Quatre garçons pleins d’avenir décident de dîner ensemble. Des moments privilégiés tant la vie nous rattrape par ses obligations. Ces instigateurs d’un soir sont joviaux, plutôt sympathiques et se réjouissent de déguster une braserade et un verre de vin. Difficile de rater un plat dont l’unique performance consiste à couper de la viande, la disposer sur un plateau, allumer des braises et poser le tout (délicatement en raison de la chaleur) sur la table. Et pourtant, ce n’est pas le plat qui est un fiasco (même si la viande est aussi caoutchouteuse qu’une semelle de chaussures) mais le service. 

Quelle tristesse de voir un personnel aussi peu préoccupé par le bon déroulement d’un dîner. Quelle tristesse de voir un directeur à ce point désintéressé par son personnel, inattentif aux remarques faites à la fin du repas et remettant la faute sur ses subordonnés. Aucune forme de regret, aucune forme de savoir-faire (encore moins de savoir-vivre) et surtout aucune envie de bien faire et de bien recevoir. Faute à l’employé ? Faute à son supérieur ? Faute au groupe exploitant ? A la fin du compte, ce n’est pas le problème du client et, croyez-moi ce soir-là, ce n’était pas non plus le problème du personnel de salle. 

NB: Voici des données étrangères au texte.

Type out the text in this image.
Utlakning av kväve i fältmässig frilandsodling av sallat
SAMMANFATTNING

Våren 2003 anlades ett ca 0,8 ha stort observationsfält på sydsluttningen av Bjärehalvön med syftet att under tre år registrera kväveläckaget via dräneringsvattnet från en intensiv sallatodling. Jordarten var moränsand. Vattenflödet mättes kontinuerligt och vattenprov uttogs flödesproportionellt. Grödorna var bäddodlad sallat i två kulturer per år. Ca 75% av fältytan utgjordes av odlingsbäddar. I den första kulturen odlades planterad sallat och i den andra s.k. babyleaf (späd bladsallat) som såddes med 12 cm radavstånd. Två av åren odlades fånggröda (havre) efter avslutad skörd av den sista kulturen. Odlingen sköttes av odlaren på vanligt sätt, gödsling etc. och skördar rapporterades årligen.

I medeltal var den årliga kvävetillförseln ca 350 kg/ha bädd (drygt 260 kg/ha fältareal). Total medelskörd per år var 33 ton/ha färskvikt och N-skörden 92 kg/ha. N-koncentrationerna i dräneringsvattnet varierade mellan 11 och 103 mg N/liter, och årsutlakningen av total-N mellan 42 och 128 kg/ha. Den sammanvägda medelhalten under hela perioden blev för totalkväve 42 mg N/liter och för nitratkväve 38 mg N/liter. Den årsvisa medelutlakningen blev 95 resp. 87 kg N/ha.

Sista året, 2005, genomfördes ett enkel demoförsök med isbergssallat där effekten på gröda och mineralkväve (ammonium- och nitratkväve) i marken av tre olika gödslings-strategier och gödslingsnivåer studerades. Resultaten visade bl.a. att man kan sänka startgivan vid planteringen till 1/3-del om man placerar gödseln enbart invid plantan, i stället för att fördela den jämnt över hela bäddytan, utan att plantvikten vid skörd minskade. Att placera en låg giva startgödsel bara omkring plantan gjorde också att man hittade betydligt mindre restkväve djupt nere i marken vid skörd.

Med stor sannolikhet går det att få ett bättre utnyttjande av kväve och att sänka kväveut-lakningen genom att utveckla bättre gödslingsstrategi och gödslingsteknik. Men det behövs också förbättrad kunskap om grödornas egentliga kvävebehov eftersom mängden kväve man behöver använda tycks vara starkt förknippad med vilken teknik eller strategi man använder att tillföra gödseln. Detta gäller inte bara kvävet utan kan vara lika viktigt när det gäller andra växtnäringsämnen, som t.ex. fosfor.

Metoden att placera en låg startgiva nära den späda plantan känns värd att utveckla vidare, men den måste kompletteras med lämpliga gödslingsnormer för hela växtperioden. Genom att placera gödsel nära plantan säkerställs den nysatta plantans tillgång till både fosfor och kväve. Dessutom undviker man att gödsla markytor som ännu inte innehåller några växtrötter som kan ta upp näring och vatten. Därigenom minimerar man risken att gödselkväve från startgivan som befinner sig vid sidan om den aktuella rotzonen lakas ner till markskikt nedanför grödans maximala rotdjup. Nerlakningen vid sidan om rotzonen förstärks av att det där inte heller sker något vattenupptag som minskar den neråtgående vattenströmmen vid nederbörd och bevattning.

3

Il est rare que je m’emporte, que je sois négatif ou que je critique un établissement. J’ai toujours préféré me servir des mots justes tout en étant sans complaisance plutôt que d’exercer de l’agressivité verbale. Nous sommes des êtres humains (et non pas des robots). Mais lorsque nos interlocuteurs en salle préfèrent la voie de l’ignorance, de la condescendance et de la rancoeur… alors, il ne me reste plus qu’une seule ressource : alerter. Non pas condamner, ni fusiller (même si ce n’est pas l’envie qui me manque mais prenons de la hauteur) mais souligner plutôt les conséquences négatives qu’une telle attitude peut avoir sur le déroulement d’une soirée. Le manque de métier n’est pas le seul en cause dans cette histoire, le mal est bien plus profond. 

L’envie d’avoir envie

Alors où nous situons-nous ? Sûrement au carrefour d’une ère où le respect n’est plus et où l’ambiance dans certaines salles de restaurant est plutôt en ébullition voire en rébellion. Des décennies d’abus de la part de clients impulsifs, indifférents aux conséquences engendrées par un avis négatif sur TripAdvisor, pourraient en être la cause. Mais la crise sanitaire est aussi passée par nos contrées et la jeunesse a d’autres objectifs et souhaite réagir. L’écart est creusé.  Le personnel de salle prend-il sa revanche sur les clients, devenus les spectateurs dédaignés d’une pièce de théâtre qui se joue midi et soir ? À défaut de vouloir prendre les armes, un apaisement général et une remise en question des valeurs du travail est vitale… particulièrement avec une meilleure gestion des événements, souvent inefficace de nos jours. Difficile pour un patron de donner l’envie d’avoir envie de travailler mais à la fin du compte, on n’a rien sans rien.